I'm a little confused by the data given, and here's why.
Ethylenediamine (en), or #(CH_2)_2(NH_2)_2#, is a weak base, which implies that you've essentially performed a weak base - strong acid titration.
Because en is dibasic, you'll have 2 equivalence points on the titration curve, and the pH after neutralization will be less than 7.
Now, if you've used 15 mL of a 30% en solution in the titration, the 2.5 mL volume of #"HCl"# solution used is far too little.
A #"30% v/v"# solution would have 30 mL of en in every 100 mL of solution; if you've used 15 mL of solution, then the volume of en is
#"30%" = V_("en")/V_("solution") * 100 => V_("en") = (30 * V_("solution"))/100#
#V_("en") = (30 * "15 mL")/100 = "4.5 mL"#
Using its given density will give you the mass
#4.5cancel("mL") * "0.90 g"/(1cancel("mL")) = "4.05 g"#
Here's what doesn't seem right to me. In this case, the number of moles of en would be
#4.05cancel("g") * "1 mole"/(60.10cancel("g")) = "0.0674 moles en"#
The first equivalence point would have the number of moles of en equal to the number of moles of HCl, which is
#C = n/V => n = C * V#
#n_("HCl") = "5 M" * 2.5 * 10^(-3)"L" = "0.0125 moles HCl"#
In this case, It'sclear that you've used too little #"HCl"# and neutralization is a long way ahead, i.e. you need more #"HCl"#.

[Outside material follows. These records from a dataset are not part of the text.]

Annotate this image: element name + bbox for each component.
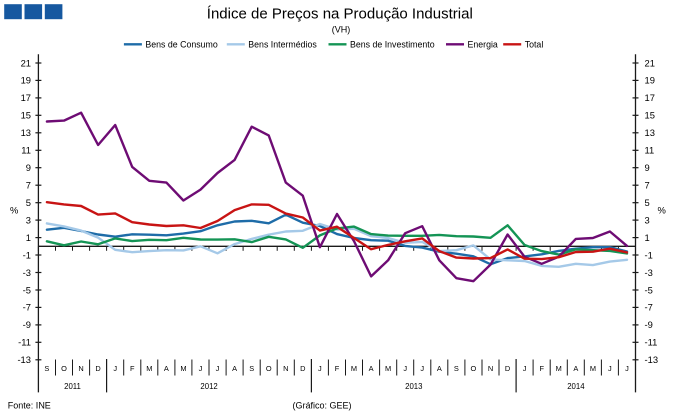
svg-text:J: J bbox=[608, 364, 612, 373]
svg-text:A: A bbox=[573, 364, 578, 373]
svg-text:A: A bbox=[232, 364, 237, 373]
svg-text:J: J bbox=[420, 364, 424, 373]
svg-text:-7: -7 bbox=[645, 302, 653, 313]
svg-text:2014: 2014 bbox=[567, 382, 585, 391]
svg-text:O: O bbox=[61, 364, 67, 373]
svg-text:A: A bbox=[437, 364, 442, 373]
svg-text:-7: -7 bbox=[23, 302, 31, 313]
svg-text:-5: -5 bbox=[645, 284, 653, 295]
svg-text:N: N bbox=[283, 364, 288, 373]
svg-text:-5: -5 bbox=[23, 284, 31, 295]
svg-text:19: 19 bbox=[21, 75, 31, 86]
svg-text:J: J bbox=[113, 364, 117, 373]
svg-text:7: 7 bbox=[26, 180, 31, 191]
svg-text:D: D bbox=[95, 364, 100, 373]
svg-text:Bens de Investimento: Bens de Investimento bbox=[350, 39, 435, 49]
svg-text:-3: -3 bbox=[645, 267, 653, 278]
svg-text:7: 7 bbox=[645, 180, 650, 191]
svg-text:3: 3 bbox=[26, 214, 31, 225]
svg-text:M: M bbox=[556, 364, 562, 373]
svg-text:%: % bbox=[658, 205, 666, 216]
svg-text:J: J bbox=[625, 364, 629, 373]
svg-text:S: S bbox=[454, 364, 459, 373]
svg-text:-3: -3 bbox=[23, 267, 31, 278]
svg-text:Energia: Energia bbox=[468, 39, 498, 49]
svg-text:Bens de Consumo: Bens de Consumo bbox=[145, 39, 217, 49]
svg-text:(VH): (VH) bbox=[332, 24, 351, 34]
svg-text:5: 5 bbox=[645, 197, 650, 208]
svg-text:D: D bbox=[505, 364, 510, 373]
svg-text:13: 13 bbox=[645, 127, 655, 138]
svg-text:O: O bbox=[266, 364, 272, 373]
svg-text:M: M bbox=[385, 364, 391, 373]
svg-text:Fonte: INE: Fonte: INE bbox=[8, 400, 51, 410]
svg-text:17: 17 bbox=[645, 92, 655, 103]
svg-text:1: 1 bbox=[645, 232, 650, 243]
svg-text:2011: 2011 bbox=[64, 382, 81, 391]
svg-text:17: 17 bbox=[21, 92, 31, 103]
svg-text:-11: -11 bbox=[645, 337, 658, 348]
svg-text:11: 11 bbox=[21, 145, 31, 156]
svg-text:J: J bbox=[523, 364, 527, 373]
svg-text:11: 11 bbox=[645, 145, 655, 156]
svg-text:19: 19 bbox=[645, 75, 655, 86]
svg-text:%: % bbox=[10, 205, 18, 216]
svg-text:2012: 2012 bbox=[200, 382, 217, 391]
svg-text:F: F bbox=[130, 364, 135, 373]
svg-text:21: 21 bbox=[21, 57, 31, 68]
svg-text:A: A bbox=[164, 364, 169, 373]
svg-text:-1: -1 bbox=[645, 249, 653, 260]
svg-text:Bens Intermédios: Bens Intermédios bbox=[248, 39, 317, 49]
svg-text:J: J bbox=[403, 364, 407, 373]
svg-text:(Gráfico: GEE): (Gráfico: GEE) bbox=[293, 400, 352, 410]
svg-text:-9: -9 bbox=[645, 319, 653, 330]
svg-text:S: S bbox=[249, 364, 254, 373]
svg-text:-13: -13 bbox=[17, 354, 31, 365]
svg-text:-11: -11 bbox=[18, 337, 31, 348]
svg-text:3: 3 bbox=[645, 214, 650, 225]
svg-text:J: J bbox=[216, 364, 220, 373]
svg-text:S: S bbox=[44, 364, 49, 373]
svg-text:21: 21 bbox=[645, 57, 655, 68]
svg-text:J: J bbox=[318, 364, 322, 373]
svg-text:M: M bbox=[590, 364, 596, 373]
svg-text:15: 15 bbox=[21, 110, 31, 121]
svg-text:A: A bbox=[369, 364, 374, 373]
svg-text:13: 13 bbox=[21, 127, 31, 138]
svg-text:2013: 2013 bbox=[405, 382, 422, 391]
svg-text:N: N bbox=[78, 364, 83, 373]
svg-text:-1: -1 bbox=[23, 249, 31, 260]
svg-text:5: 5 bbox=[26, 197, 31, 208]
svg-text:-9: -9 bbox=[23, 319, 31, 330]
svg-text:M: M bbox=[146, 364, 152, 373]
svg-text:1: 1 bbox=[26, 232, 31, 243]
svg-text:N: N bbox=[488, 364, 493, 373]
svg-text:M: M bbox=[180, 364, 186, 373]
svg-text:F: F bbox=[335, 364, 340, 373]
svg-text:J: J bbox=[199, 364, 203, 373]
svg-text:O: O bbox=[471, 364, 477, 373]
svg-text:Índice de Preços na Produção I: Índice de Preços na Produção Industrial bbox=[207, 5, 473, 22]
svg-text:M: M bbox=[351, 364, 357, 373]
svg-text:F: F bbox=[539, 364, 544, 373]
svg-text:9: 9 bbox=[645, 162, 650, 173]
svg-text:Total: Total bbox=[525, 39, 544, 49]
svg-text:-13: -13 bbox=[645, 354, 659, 365]
svg-text:9: 9 bbox=[26, 162, 31, 173]
svg-text:15: 15 bbox=[645, 110, 655, 121]
svg-text:D: D bbox=[300, 364, 305, 373]
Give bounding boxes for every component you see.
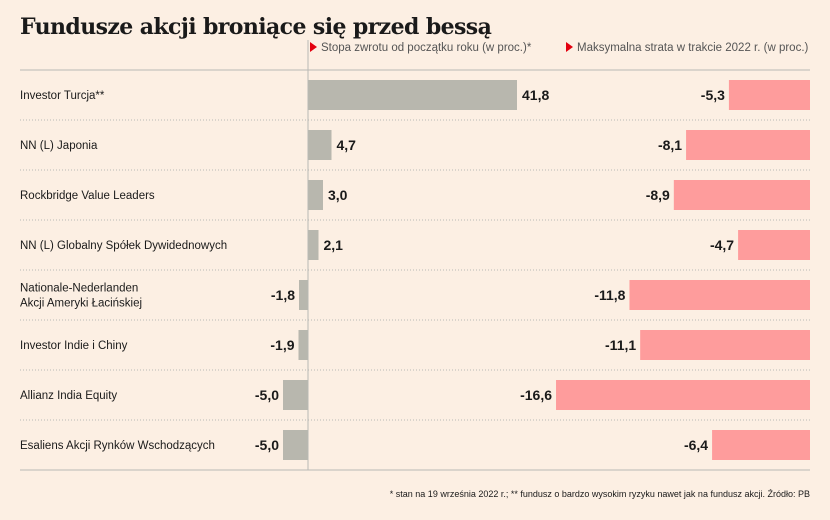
category-label: Esaliens Akcji Rynków Wschodzących [20,440,215,452]
return-bar [283,380,308,410]
return-value-label: -1,9 [270,337,294,353]
loss-value-label: -4,7 [710,237,734,253]
loss-bar [738,230,810,260]
triangle-marker-icon [310,42,317,52]
category-label: Investor Indie i Chiny [20,340,128,352]
loss-bar [673,180,810,210]
loss-value-label: -11,1 [605,337,636,353]
legend-loss-label: Maksymalna strata w trakcie 2022 r. (w p… [577,42,809,54]
category-label: Allianz India Equity [20,390,117,402]
return-bar [283,430,308,460]
return-value-label: -1,8 [271,287,295,303]
loss-bar [556,380,810,410]
loss-bar [712,430,810,460]
return-value-label: -5,0 [255,387,279,403]
footnote: * stan na 19 września 2022 r.; ** fundus… [389,489,810,499]
loss-value-label: -11,8 [594,287,625,303]
chart-title: Fundusze akcji broniące się przed bessą [20,14,492,40]
return-value-label: 4,7 [337,137,357,153]
legend-loss: Maksymalna strata w trakcie 2022 r. (w p… [566,42,808,54]
loss-bar [629,280,810,310]
loss-value-label: -8,9 [646,187,670,203]
return-value-label: 3,0 [328,187,348,203]
return-bar [298,330,308,360]
category-label: Akcji Ameryki Łacińskiej [20,298,142,310]
return-value-label: 2,1 [324,237,344,253]
loss-bar [686,130,810,160]
loss-bar [728,80,810,110]
return-bar [308,130,332,160]
category-label: Rockbridge Value Leaders [20,190,155,202]
triangle-marker-icon [566,42,573,52]
return-bar [308,180,323,210]
category-label: NN (L) Japonia [20,140,98,152]
legend-return-label: Stopa zwrotu od początku roku (w proc.)* [321,42,532,54]
legend-return: Stopa zwrotu od początku roku (w proc.)* [310,42,531,54]
loss-value-label: -6,4 [684,437,708,453]
return-bar [299,280,308,310]
loss-value-label: -5,3 [701,87,725,103]
category-label: Investor Turcja** [20,90,105,102]
loss-bar [640,330,810,360]
return-bar [308,80,517,110]
loss-value-label: -8,1 [658,137,682,153]
return-value-label: -5,0 [255,437,279,453]
category-label: Nationale-Nederlanden [20,283,138,295]
category-label: NN (L) Globalny Spółek Dywidednowych [20,240,227,252]
return-value-label: 41,8 [522,87,549,103]
return-bar [308,230,319,260]
loss-value-label: -16,6 [520,387,552,403]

Another approach I'd take is to work backwards from the number of moles of #"HCl"# to get the number of moles of en.
The second equivalence point requires 2 times more moles of #"HCl"# than of en, which means that
#n_("en") = "0.0125 moles"/2 = "0.00625 moles en"#
This is equivalent to
#0.00625cancel("moles en") * "60.10 g"/(1 cancel("mole en")) = "0.376 g en "#, or
#rho = m/V => V_("en") = m/(rho) = (0.376cancel("g"))/(0.90cancel("g")/"mL") = "0.42 mL"#
which corresponds to
#V_("solution") = (V_("en") * 100)/30 = "1.4 mL en solution"#
As I can see it, you've either used 1.5 mL of solution instead of 15 mL, or 25 mL of HCl instead of 2.5 mL.